The Mud Island exhibit includes not just the diorama. There are also items from his father’s work on the panels in a workshop at the family home in Berclair. And there is a video recorded by family members of Buster Scott explaining his work on each of the panels that his son says they recorded initially simply to have a family archive of the effort.
The display opened at Mud Island shortly after the 150th anniversary in June of the 1862 gunboat battle of Memphis on the Mississippi River. The nation is observing the 150th anniversary of the war through 2015.
Next year’s observances will include President Abraham Lincoln’s signing of the Emancipation Proclamation with Gettysburg’s anniversary as well as Sherman’s March to the Sea and Appomattox still to come.

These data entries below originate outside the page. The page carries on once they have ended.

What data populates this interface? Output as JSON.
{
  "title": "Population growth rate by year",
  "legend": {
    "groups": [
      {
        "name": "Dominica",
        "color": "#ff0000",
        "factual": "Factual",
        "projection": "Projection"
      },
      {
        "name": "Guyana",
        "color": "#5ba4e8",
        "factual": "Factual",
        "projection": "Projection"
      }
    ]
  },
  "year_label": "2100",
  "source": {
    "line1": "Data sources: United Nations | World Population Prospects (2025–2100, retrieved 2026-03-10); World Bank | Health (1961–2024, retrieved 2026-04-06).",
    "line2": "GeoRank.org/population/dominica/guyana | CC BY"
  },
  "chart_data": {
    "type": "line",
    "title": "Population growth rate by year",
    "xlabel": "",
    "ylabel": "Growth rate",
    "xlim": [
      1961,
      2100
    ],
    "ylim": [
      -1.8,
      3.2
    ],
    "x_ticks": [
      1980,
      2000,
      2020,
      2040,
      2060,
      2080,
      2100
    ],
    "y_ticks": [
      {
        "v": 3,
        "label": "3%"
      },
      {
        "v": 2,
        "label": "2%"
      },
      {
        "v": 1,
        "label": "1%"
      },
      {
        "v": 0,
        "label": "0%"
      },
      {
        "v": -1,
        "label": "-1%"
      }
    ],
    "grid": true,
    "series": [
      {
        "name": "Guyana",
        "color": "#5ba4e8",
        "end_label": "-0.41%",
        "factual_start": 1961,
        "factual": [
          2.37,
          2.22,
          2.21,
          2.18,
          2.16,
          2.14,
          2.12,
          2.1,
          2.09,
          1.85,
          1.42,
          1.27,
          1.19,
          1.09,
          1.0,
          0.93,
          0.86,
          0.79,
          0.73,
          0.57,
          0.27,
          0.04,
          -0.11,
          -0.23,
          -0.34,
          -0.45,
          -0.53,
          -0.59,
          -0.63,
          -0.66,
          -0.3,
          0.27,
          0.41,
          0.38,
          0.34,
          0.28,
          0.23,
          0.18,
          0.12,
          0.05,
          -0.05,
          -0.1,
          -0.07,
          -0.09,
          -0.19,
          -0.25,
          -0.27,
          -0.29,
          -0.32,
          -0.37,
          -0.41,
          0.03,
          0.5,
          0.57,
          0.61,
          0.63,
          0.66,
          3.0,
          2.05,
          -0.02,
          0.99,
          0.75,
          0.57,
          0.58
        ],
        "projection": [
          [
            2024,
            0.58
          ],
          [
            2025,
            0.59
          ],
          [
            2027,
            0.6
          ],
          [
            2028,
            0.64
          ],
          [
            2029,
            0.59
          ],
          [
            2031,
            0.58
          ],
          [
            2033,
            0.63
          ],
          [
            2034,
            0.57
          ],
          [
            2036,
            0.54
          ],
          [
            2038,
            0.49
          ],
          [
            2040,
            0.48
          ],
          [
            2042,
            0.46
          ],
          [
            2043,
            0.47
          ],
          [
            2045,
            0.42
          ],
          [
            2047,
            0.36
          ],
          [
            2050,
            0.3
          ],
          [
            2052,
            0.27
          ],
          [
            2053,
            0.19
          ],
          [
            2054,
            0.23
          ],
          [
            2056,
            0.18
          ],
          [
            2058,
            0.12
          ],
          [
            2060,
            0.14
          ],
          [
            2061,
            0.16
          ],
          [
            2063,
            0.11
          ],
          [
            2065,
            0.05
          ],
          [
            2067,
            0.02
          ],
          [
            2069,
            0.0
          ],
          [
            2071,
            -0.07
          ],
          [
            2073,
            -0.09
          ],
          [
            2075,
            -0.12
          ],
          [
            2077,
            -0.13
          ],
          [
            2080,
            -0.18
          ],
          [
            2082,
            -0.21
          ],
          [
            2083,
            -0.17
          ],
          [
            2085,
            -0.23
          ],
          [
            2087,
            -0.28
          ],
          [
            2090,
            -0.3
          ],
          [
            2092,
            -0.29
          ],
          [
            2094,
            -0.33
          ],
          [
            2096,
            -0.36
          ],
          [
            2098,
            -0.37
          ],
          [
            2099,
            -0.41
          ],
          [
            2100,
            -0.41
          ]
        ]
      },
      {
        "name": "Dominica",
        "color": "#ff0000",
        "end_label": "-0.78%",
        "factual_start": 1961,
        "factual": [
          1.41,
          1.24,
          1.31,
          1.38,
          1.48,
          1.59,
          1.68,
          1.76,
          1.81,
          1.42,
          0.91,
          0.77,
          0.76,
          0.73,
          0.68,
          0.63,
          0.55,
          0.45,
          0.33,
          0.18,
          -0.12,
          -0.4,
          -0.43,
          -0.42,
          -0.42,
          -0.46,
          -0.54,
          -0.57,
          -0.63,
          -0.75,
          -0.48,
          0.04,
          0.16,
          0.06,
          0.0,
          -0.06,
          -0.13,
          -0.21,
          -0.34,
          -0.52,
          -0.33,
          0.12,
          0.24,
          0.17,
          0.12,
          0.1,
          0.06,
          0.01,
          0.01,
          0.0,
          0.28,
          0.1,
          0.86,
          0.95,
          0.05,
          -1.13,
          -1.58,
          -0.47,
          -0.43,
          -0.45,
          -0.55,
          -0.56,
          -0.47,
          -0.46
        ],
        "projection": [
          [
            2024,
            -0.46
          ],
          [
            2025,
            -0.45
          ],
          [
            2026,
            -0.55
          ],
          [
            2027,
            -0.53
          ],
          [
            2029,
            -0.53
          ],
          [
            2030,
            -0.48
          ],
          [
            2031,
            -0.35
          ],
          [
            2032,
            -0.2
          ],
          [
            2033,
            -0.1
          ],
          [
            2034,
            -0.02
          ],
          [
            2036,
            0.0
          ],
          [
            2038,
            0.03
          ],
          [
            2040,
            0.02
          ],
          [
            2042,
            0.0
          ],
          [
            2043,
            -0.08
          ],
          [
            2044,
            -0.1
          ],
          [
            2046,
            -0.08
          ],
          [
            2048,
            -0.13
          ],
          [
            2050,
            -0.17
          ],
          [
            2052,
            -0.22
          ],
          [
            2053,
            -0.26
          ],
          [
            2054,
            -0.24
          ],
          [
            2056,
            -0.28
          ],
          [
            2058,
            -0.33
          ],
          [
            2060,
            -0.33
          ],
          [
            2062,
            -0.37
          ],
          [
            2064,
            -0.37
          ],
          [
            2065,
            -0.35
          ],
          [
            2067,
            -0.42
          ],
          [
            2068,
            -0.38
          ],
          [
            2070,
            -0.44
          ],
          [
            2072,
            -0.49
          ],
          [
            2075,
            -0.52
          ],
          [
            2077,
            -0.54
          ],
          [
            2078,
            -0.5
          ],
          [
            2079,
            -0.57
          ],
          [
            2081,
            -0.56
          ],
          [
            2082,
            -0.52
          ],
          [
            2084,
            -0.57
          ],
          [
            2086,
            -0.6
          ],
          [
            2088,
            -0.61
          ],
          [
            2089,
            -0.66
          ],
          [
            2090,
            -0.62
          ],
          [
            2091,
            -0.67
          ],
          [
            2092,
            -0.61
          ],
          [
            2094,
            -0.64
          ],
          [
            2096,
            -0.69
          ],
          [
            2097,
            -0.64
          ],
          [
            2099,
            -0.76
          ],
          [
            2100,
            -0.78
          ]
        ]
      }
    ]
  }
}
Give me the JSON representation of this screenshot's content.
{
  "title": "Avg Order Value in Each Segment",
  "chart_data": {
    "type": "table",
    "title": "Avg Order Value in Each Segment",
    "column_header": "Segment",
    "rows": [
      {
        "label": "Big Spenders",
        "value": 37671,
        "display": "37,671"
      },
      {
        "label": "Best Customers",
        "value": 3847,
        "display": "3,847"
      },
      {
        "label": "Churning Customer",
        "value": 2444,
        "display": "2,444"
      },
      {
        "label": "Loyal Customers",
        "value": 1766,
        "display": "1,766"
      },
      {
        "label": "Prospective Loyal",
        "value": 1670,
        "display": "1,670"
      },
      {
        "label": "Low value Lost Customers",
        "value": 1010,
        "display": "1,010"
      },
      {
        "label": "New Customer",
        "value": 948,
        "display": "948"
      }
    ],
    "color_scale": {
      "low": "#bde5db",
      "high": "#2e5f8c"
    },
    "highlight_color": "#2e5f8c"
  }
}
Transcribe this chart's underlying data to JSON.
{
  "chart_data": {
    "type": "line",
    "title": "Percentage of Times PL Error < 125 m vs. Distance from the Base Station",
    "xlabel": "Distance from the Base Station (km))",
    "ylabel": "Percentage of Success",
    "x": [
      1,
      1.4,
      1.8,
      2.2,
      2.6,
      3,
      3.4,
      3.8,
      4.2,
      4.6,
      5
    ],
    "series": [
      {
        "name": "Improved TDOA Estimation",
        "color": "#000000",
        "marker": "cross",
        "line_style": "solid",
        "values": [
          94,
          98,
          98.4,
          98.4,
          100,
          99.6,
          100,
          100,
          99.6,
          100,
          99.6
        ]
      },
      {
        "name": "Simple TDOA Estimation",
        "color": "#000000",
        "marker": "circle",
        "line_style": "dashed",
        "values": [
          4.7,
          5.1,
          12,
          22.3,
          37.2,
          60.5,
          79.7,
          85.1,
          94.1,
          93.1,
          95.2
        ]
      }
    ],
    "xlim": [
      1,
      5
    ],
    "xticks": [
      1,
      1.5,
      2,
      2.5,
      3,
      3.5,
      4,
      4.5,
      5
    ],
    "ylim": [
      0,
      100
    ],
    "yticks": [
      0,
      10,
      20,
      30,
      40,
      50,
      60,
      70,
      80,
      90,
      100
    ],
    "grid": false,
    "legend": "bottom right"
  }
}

The Civil War in Tennessee is not simply the story of a state that joined the Confederacy. If one cites a Tennessee regiment or battalion’s number, it’s necessary to also note if it was Union or Confederate. The part of the state it was from is usually a clue to those who know the basic history of a state that raised troops for both sides of the war.
Fred “Buster” Scott was a World War II veteran who fought at every hot stop in the Pacific including Saipan, Tarawa and Okinawa. He went to work for the Tennessee Highway Patrol after the war.
“He studied the subject thoroughly. He studied war tactics,” Ken Scott said of his father. “He had that background of being in a battle and all of that. … He knew Tennessee pretty good. But if he didn’t he would go to Chattanooga and Lookout Mountain and took pictures of the landscape.”
Buster Scott had polio but was never in a wheelchair, walking instead with the help of leg braces.
He did other paintings before embarking on the diorama. His son was surprised to encounter people who had some of the paintings and even some who recalled his painting on the side of a post office.